Debugging ExercisesDebugging Exercises
Demo: https://www.learncs.online/best#debugging-challenges
Students learning to program will naturally make mistakes. My CS1 course is pro mistakes! We remind students that, if they aren’t making mistakes, they aren’t learning—an axiom of learning. By making mistakes, students learn to recover from them and gain confidence in their abilities. In the past some students have requested more practice with identifying and correcting mistakes. They may find themselves confronted with an error on a timed assessment and be unable to correct it before time expires. It became clear that, for some CS1 students—and probably for all of them—they aren’t naturally making enough mistakes to learn to correct them. If we could give them more practice fixing mistakes, they’d be able to get out of trouble more easily and complete programming tasks more confidently.

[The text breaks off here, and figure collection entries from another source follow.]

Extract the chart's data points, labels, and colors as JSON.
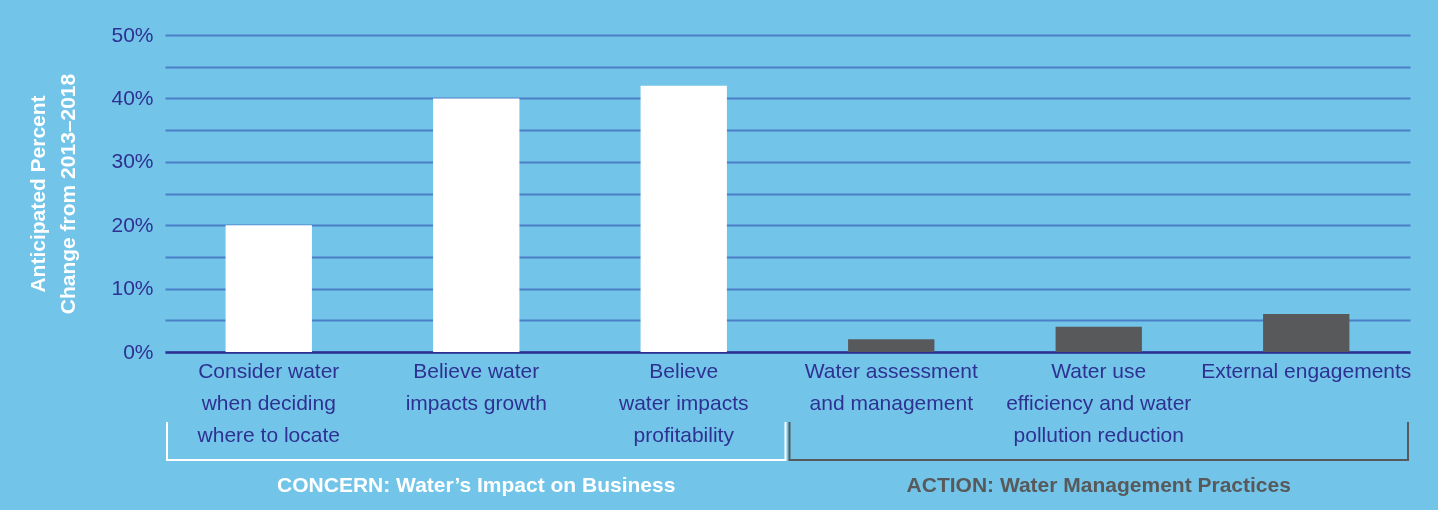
{
  "chart_data": {
    "type": "bar",
    "ylabel": "Anticipated Percent Change from 2013–2018",
    "categories": [
      "Consider water when deciding where to locate",
      "Believe water impacts growth",
      "Believe water impacts profitability",
      "Water assessment and management",
      "Water use efficiency and water pollution reduction",
      "External engagements"
    ],
    "values": [
      20,
      40,
      42,
      2,
      4,
      6
    ],
    "colors": [
      "#ffffff",
      "#ffffff",
      "#ffffff",
      "#58595b",
      "#58595b",
      "#58595b"
    ],
    "ylim": [
      0,
      50
    ],
    "yticks": [
      {
        "value": 0,
        "label": "0%"
      },
      {
        "value": 5,
        "label": null
      },
      {
        "value": 10,
        "label": "10%"
      },
      {
        "value": 15,
        "label": null
      },
      {
        "value": 20,
        "label": "20%"
      },
      {
        "value": 25,
        "label": null
      },
      {
        "value": 30,
        "label": "30%"
      },
      {
        "value": 35,
        "label": null
      },
      {
        "value": 40,
        "label": "40%"
      },
      {
        "value": 45,
        "label": null
      },
      {
        "value": 50,
        "label": "50%"
      }
    ],
    "grid": true,
    "annotations": [
      "CONCERN: Water’s Impact on Business",
      "ACTION: Water Management Practices"
    ]
  }
}
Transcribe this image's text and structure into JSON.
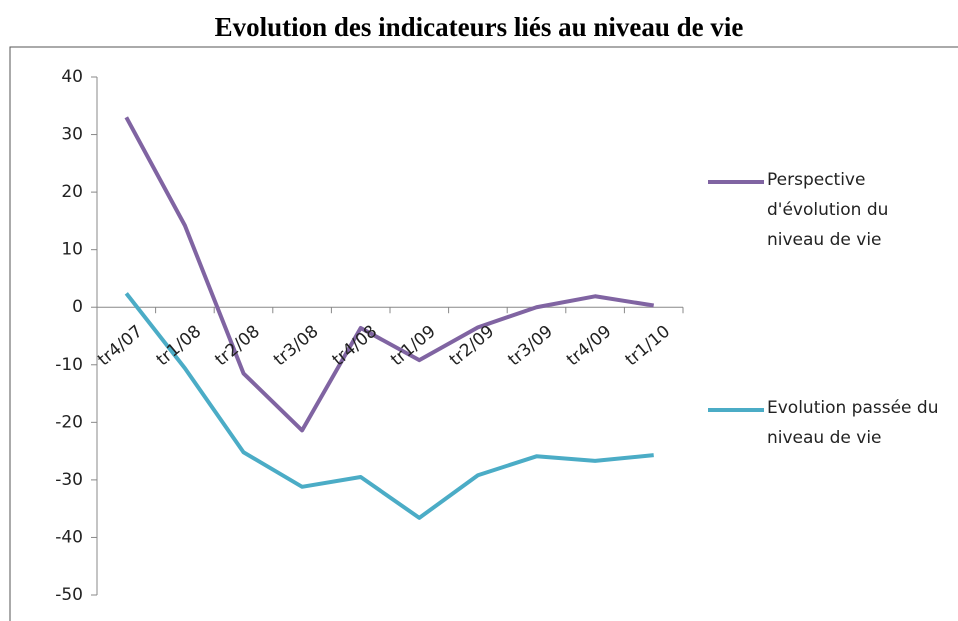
{
  "chart_data": {
    "type": "line",
    "title": "Evolution des indicateurs liés au niveau de vie",
    "categories": [
      "tr4/07",
      "tr1/08",
      "tr2/08",
      "tr3/08",
      "tr4/08",
      "tr1/09",
      "tr2/09",
      "tr3/09",
      "tr4/09",
      "tr1/10"
    ],
    "series": [
      {
        "name": "Perspective d'évolution du niveau de vie",
        "color": "#8064a2",
        "values": [
          33,
          14.2,
          -11.5,
          -21.4,
          -3.6,
          -9.2,
          -3.5,
          0,
          1.9,
          0.3
        ]
      },
      {
        "name": "Evolution passée du niveau de vie",
        "color": "#4bacc6",
        "values": [
          2.4,
          -10.6,
          -25.2,
          -31.2,
          -29.5,
          -36.6,
          -29.2,
          -25.9,
          -26.7,
          -25.7
        ]
      }
    ],
    "ylim": [
      -50,
      40
    ],
    "yticks": [
      -50,
      -40,
      -30,
      -20,
      -10,
      0,
      10,
      20,
      30,
      40
    ],
    "legend": "right"
  }
}
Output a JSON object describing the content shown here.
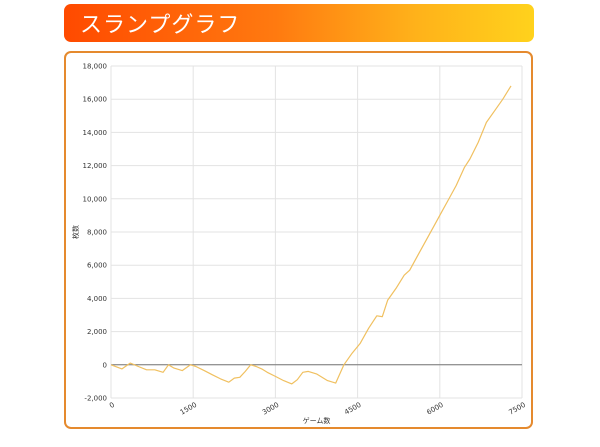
{
  "header": {
    "title": "スランプグラフ"
  },
  "colors": {
    "line": "#f0c060",
    "zero_line": "#777777",
    "grid": "#e3e3e3",
    "border": "#e58a2e"
  },
  "chart_data": {
    "type": "line",
    "title": "",
    "xlabel": "ゲーム数",
    "ylabel": "枚数",
    "xlim": [
      0,
      7500
    ],
    "ylim": [
      -2000,
      18000
    ],
    "x_ticks": [
      {
        "value": 0,
        "label": "0"
      },
      {
        "value": 1500,
        "label": "1500"
      },
      {
        "value": 3000,
        "label": "3000"
      },
      {
        "value": 4500,
        "label": "4500"
      },
      {
        "value": 6000,
        "label": "6000"
      },
      {
        "value": 7500,
        "label": "7500"
      }
    ],
    "y_ticks": [
      {
        "value": -2000,
        "label": "-2,000"
      },
      {
        "value": 0,
        "label": "0"
      },
      {
        "value": 2000,
        "label": "2,000"
      },
      {
        "value": 4000,
        "label": "4,000"
      },
      {
        "value": 6000,
        "label": "6,000"
      },
      {
        "value": 8000,
        "label": "8,000"
      },
      {
        "value": 10000,
        "label": "10,000"
      },
      {
        "value": 12000,
        "label": "12,000"
      },
      {
        "value": 14000,
        "label": "14,000"
      },
      {
        "value": 16000,
        "label": "16,000"
      },
      {
        "value": 18000,
        "label": "18,000"
      }
    ],
    "grid": true,
    "x": [
      0,
      200,
      350,
      500,
      650,
      800,
      950,
      1050,
      1150,
      1300,
      1450,
      1550,
      1700,
      1850,
      2000,
      2150,
      2250,
      2350,
      2450,
      2550,
      2650,
      2750,
      2850,
      3000,
      3150,
      3300,
      3400,
      3500,
      3600,
      3750,
      3850,
      3950,
      4100,
      4250,
      4400,
      4550,
      4700,
      4850,
      4950,
      5050,
      5200,
      5350,
      5450,
      5600,
      5750,
      5900,
      6050,
      6150,
      6300,
      6450,
      6550,
      6700,
      6850,
      7000,
      7150,
      7300
    ],
    "values": [
      0,
      -250,
      100,
      -100,
      -300,
      -300,
      -450,
      0,
      -200,
      -350,
      0,
      -100,
      -350,
      -600,
      -850,
      -1050,
      -800,
      -750,
      -400,
      0,
      -100,
      -250,
      -450,
      -700,
      -950,
      -1150,
      -900,
      -450,
      -400,
      -550,
      -750,
      -950,
      -1100,
      0,
      700,
      1300,
      2200,
      2950,
      2900,
      3900,
      4600,
      5400,
      5700,
      6600,
      7500,
      8400,
      9300,
      9900,
      10800,
      11900,
      12400,
      13400,
      14600,
      15300,
      16000,
      16800
    ],
    "series_name": ""
  }
}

Our approach to generating debugging exercises was inspired by Questioner’s validation process, which uses source code mutation on the solution to generate incorrect submissions. However, rather than just use the reference solution, our tool uses all the correct submissions for a given question submitted by previous students, resulting in a much larger set of incorrect examples. For a given question, the process of generating debugging exercises works as follows. First, we collect all previous student submissions marked as correct. We clean them up a bit to remove comments, student identifiers, and any bad language. (We don’t find much.) Next, we run each one through our mutation engine, producing multiple new programs, most of which should be incorrect. We then validate that each exercise is in fact incorrect by using the Questioner autograder. Assuming it is, we save the incorrect mutated code as one debugging exercise for that problem.
To complete a debugging exercise a student not only needs to identify and fix the bug, but they must also do so without modifying more of the solution than was modified during the mutation process. This prevents students from simply rewriting the code from scratch using a different approach. It also ensures that students obtain one of the other important benefits of this exercise—the ability to work with and make small changes to code written by others. We normally require that students complete multiple debugging exercises for each question, which results in them being exposed to other ways of solving the problem by debugging code written by others.
Testing ExercisesTesting Exercises
Building on the success of our debugging exercises, in Fall 2024 we deployed autogenerated testing exercises that provide students with practice writing test suites. Writing test suites is not only a critical component of software creation, but provides students the opportunity to demonstrate their understanding of a problem and learn to think defensively by anticipating corner cases and problematic inputs. Using a similar mutation-based approach to our debugging exercises, we generate testing challenges that require students to write tests that can distinguish correct implementations from subtly incorrect ones.